Pour moi, il est clair qu’il n’y aura pas un métavers monégasque, mais des métavers monégasques. Et, plus globalement, des métavers transnationaux, dont certains seront utilisés en principauté. En fonction des cas d’usage, il y aura forcément des spécialisations. Monaco, les entreprises monégasques, les particuliers, feront appel à des fournisseurs technologiques différents. Il m’est donc impossible de répondre à cette question.

Faut-il craindre que le métavers débouche sur l’isolement des individus dans un monde virtuel ?

C’est effectivement un risque.

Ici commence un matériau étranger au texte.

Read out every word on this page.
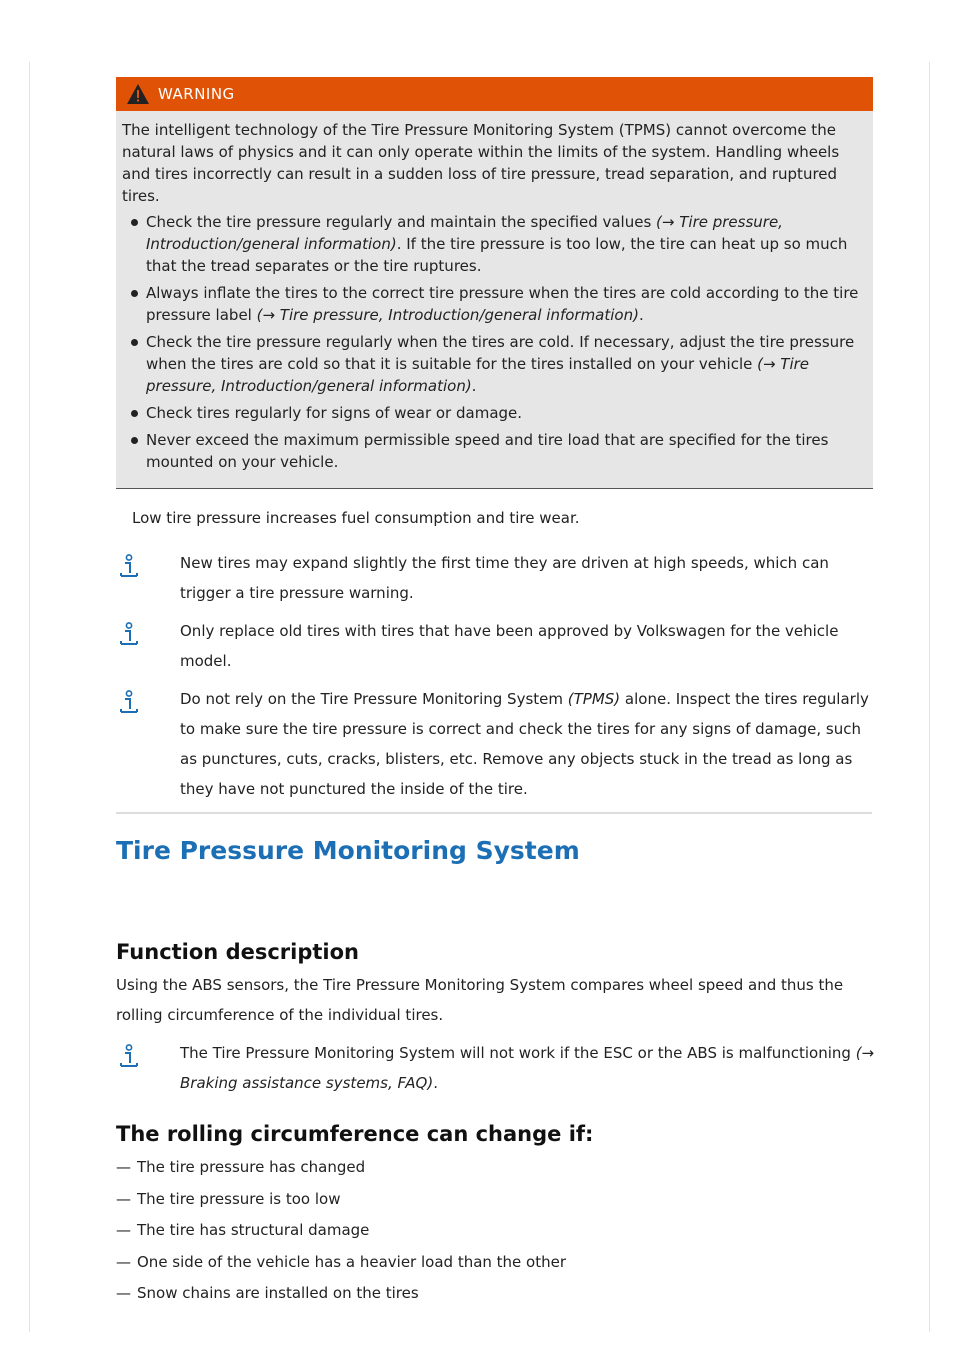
WARNING

The intelligent technology of the Tire Pressure Monitoring System (TPMS) cannot overcome the natural laws of physics and it can only operate within the limits of the system. Handling wheels and tires incorrectly can result in a sudden loss of tire pressure, tread separation, and ruptured tires.

Check the tire pressure regularly and maintain the specified values (→ Tire pressure, Introduction/general information). If the tire pressure is too low, the tire can heat up so much that the tread separates or the tire ruptures.
Always inflate the tires to the correct tire pressure when the tires are cold according to the tire pressure label (→ Tire pressure, Introduction/general information).
Check the tire pressure regularly when the tires are cold. If necessary, adjust the tire pressure when the tires are cold so that it is suitable for the tires installed on your vehicle (→ Tire pressure, Introduction/general information).
Check tires regularly for signs of wear or damage.
Never exceed the maximum permissible speed and tire load that are specified for the tires mounted on your vehicle.
Low tire pressure increases fuel consumption and tire wear.
New tires may expand slightly the first time they are driven at high speeds, which can trigger a tire pressure warning.
Only replace old tires with tires that have been approved by Volkswagen for the vehicle model.
Do not rely on the Tire Pressure Monitoring System (TPMS) alone. Inspect the tires regularly to make sure the tire pressure is correct and check the tires for any signs of damage, such as punctures, cuts, cracks, blisters, etc. Remove any objects stuck in the tread as long as they have not punctured the inside of the tire.
Tire Pressure Monitoring System
Function description
Using the ABS sensors, the Tire Pressure Monitoring System compares wheel speed and thus the rolling circumference of the individual tires.
The Tire Pressure Monitoring System will not work if the ESC or the ABS is malfunctioning (→ Braking assistance systems, FAQ).
The rolling circumference can change if:
— The tire pressure has changed
— The tire pressure is too low
— The tire has structural damage
— One side of the vehicle has a heavier load than the other
— Snow chains are installed on the tires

La crise du Covid-19, notamment lors des confinements, a eu des répercussions psychologiques plus ou moins importantes sur les individus. Bon nombre d’employés refusent le télétravail, ou souhaitent limiter le nombre de jours par semaine, indiquant que l’interaction directe avec les collègues de travail est importante. A contrario, certains disent qu’un des objectifs des métavers est de rendre l’expérience du travail à distance beaucoup plus immersive, et donc plus conviviale. Mais il semble primordial de protéger les adolescents qui semblent particulièrement sensibles aux addictions que peuvent entraîner les outils numériques.

Pour revenir au début de notre dossier sur le métavers à Monaco, cliquez ici

1) Bloomberg a récemment estimé que le métavers pourrait générer 800 milliards de dollars de revenus dès 2024.

2) La maison de couture de luxe française Balenciaga a proposé des looks virtuels sur le jeu Fortnite. Fin 2021, cette entreprise dirigée par Cédric Charbit a fait savoir qu’une réflexion avait débuté concernant le lancement d’une division centrée sur l’exploration du potentiel des mondes virtuels.